Information base of herbal medicine
In modern herbal medicine, as an independent scientific discipline, there are several main components that determine its development.
Legacy of the past. The study of recipes and descriptions of the treatment of diseases of various medical schools: Russian, Tibetan, Indian, Greek and others. This is essentially an analysis of the centuries-old medical experience of mankind. Expert and statistical processing of treatment protocols, archival materials turns these testimonies into scientific data, which are subsequently subjected to experimental and clinical verification. Moreover, information about the treatment with plants in some remote Siberian village or on a small island in the Indian Ocean can be no less significant than that obtained in the largest scientific centers.

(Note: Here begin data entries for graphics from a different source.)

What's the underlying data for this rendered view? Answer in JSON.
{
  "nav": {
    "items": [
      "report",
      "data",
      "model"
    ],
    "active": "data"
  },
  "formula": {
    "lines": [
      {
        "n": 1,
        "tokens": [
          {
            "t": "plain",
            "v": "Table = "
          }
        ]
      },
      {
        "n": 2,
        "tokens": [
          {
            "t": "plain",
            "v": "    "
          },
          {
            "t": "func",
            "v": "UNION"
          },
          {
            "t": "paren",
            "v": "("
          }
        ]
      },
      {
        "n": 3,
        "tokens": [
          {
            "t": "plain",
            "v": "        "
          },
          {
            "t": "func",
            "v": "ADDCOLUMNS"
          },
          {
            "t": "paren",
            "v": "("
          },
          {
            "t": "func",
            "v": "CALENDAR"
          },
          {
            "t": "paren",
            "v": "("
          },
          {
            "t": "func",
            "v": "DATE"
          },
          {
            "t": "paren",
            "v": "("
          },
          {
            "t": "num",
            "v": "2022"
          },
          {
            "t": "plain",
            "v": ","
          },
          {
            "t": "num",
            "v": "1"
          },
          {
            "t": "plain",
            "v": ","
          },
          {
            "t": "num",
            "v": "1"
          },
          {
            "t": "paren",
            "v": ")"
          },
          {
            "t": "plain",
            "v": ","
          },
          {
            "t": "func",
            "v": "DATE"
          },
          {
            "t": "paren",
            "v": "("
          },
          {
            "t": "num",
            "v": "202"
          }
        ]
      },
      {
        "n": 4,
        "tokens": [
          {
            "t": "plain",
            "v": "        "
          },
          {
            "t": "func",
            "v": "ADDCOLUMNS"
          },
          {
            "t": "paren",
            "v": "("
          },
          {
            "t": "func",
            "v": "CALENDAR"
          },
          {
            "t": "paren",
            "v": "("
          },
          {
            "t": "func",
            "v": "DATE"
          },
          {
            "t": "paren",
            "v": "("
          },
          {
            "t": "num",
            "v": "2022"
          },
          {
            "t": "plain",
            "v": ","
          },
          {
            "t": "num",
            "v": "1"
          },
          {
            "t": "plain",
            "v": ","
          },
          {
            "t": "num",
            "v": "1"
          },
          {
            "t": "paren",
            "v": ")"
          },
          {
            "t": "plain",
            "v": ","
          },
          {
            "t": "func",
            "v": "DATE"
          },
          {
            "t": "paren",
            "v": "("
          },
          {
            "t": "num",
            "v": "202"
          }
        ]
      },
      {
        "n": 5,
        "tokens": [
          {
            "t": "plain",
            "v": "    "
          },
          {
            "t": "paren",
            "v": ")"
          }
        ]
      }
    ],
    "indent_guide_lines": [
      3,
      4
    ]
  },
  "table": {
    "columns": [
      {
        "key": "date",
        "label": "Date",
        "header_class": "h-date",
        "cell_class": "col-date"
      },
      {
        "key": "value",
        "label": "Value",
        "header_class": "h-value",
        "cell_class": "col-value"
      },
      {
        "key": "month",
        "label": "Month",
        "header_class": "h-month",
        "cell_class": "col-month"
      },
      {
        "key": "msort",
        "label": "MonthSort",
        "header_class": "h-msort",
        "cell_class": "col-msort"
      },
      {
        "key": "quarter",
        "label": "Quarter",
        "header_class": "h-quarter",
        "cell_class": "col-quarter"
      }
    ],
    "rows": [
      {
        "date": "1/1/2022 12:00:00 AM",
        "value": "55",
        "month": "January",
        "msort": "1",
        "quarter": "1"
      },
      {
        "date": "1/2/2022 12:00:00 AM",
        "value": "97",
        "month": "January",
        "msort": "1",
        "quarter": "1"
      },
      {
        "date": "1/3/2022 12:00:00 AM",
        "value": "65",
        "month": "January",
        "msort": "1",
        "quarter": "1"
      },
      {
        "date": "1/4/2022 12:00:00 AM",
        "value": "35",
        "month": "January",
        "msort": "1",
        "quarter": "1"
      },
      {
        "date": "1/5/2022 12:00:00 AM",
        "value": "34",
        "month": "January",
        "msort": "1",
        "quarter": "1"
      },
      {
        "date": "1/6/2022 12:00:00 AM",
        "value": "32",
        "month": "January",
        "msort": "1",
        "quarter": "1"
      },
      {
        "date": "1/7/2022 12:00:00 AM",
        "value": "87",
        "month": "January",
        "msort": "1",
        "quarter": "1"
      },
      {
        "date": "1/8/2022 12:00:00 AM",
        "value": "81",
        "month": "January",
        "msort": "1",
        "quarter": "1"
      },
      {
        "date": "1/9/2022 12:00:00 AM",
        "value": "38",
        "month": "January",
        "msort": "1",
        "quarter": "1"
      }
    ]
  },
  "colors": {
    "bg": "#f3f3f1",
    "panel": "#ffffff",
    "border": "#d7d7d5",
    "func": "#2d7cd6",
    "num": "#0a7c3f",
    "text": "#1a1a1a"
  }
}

Information about the healing effects of medicinal plants, collected bit by bit, is invaluable, especially if they relate to serious diseases (cancer, diabetes, etc.). They are essentially the result of pharmacological clinical trials – complex and expensive studies. Such information can save lives, cure many people.That is why, we consider it inappropriate to neglect the folk experience in the use of plants, even if it is obtained empirically. In this case, the competence of the source of information and the qualifications of the phytotherapist himself are of particular importance. At a minimum, such experience is a source of ideas and factual material for a comparative analysis of means and methods of treatment.
Pharmacognosy studies medicinal plants, as well as products of primary processing of plant and animal origin. Man is a biosystem, and spare parts from it are found only in living nature. If in the old days the empirical experience of determining the expediency of using certain plants prevailed, then with the development of biology and chemistry, it became possible to create a scientific base. A new original system of coordinates has appeared, a set of biological and chemical features that characterize a particular plant or dosage forms from them. This is a complex, constantly growing system of knowledge that has not yet been fully exploited.
Phytopharmacology studies the interaction of plants and their extracts with living organisms. Formulating such a definition, we use a direct analogy with the interpretation of the generally accepted term “pharmacology” (Greek pharmacon – medicine; logos – teaching) – the science of the interaction of chemical compounds with living organisms. Phytopharmacology is the most important scientific component of herbal medicine. They can and should be considered only in conjunction, since, first of all, phytopharmacology makes modern phytotherapy an evidence-based, scientific discipline. Knowledge of pharmacotherapeutic properties allows the reasonable use of plants in the treatment of various diseases. These data can only be obtained by experimental and clinical pharmacological studies.
Further study of the etiology and pathogenesis, patterns of development and course of diseases and the search for a biologically expedient variant of exposure to phytochemicals. All the latest achievements in pathomorphology and pathophysiology should be taken into account, since it is on the basis of these data that an accurate idea of the disease is formed. In turn, phytochemicals can be considered as a kind of tool for studying the organism (bioprobes). Knowing the chemical composition and properties of plants, studying the reactions to them, one can judge the state of functional systems, the nature of their interaction, and much more.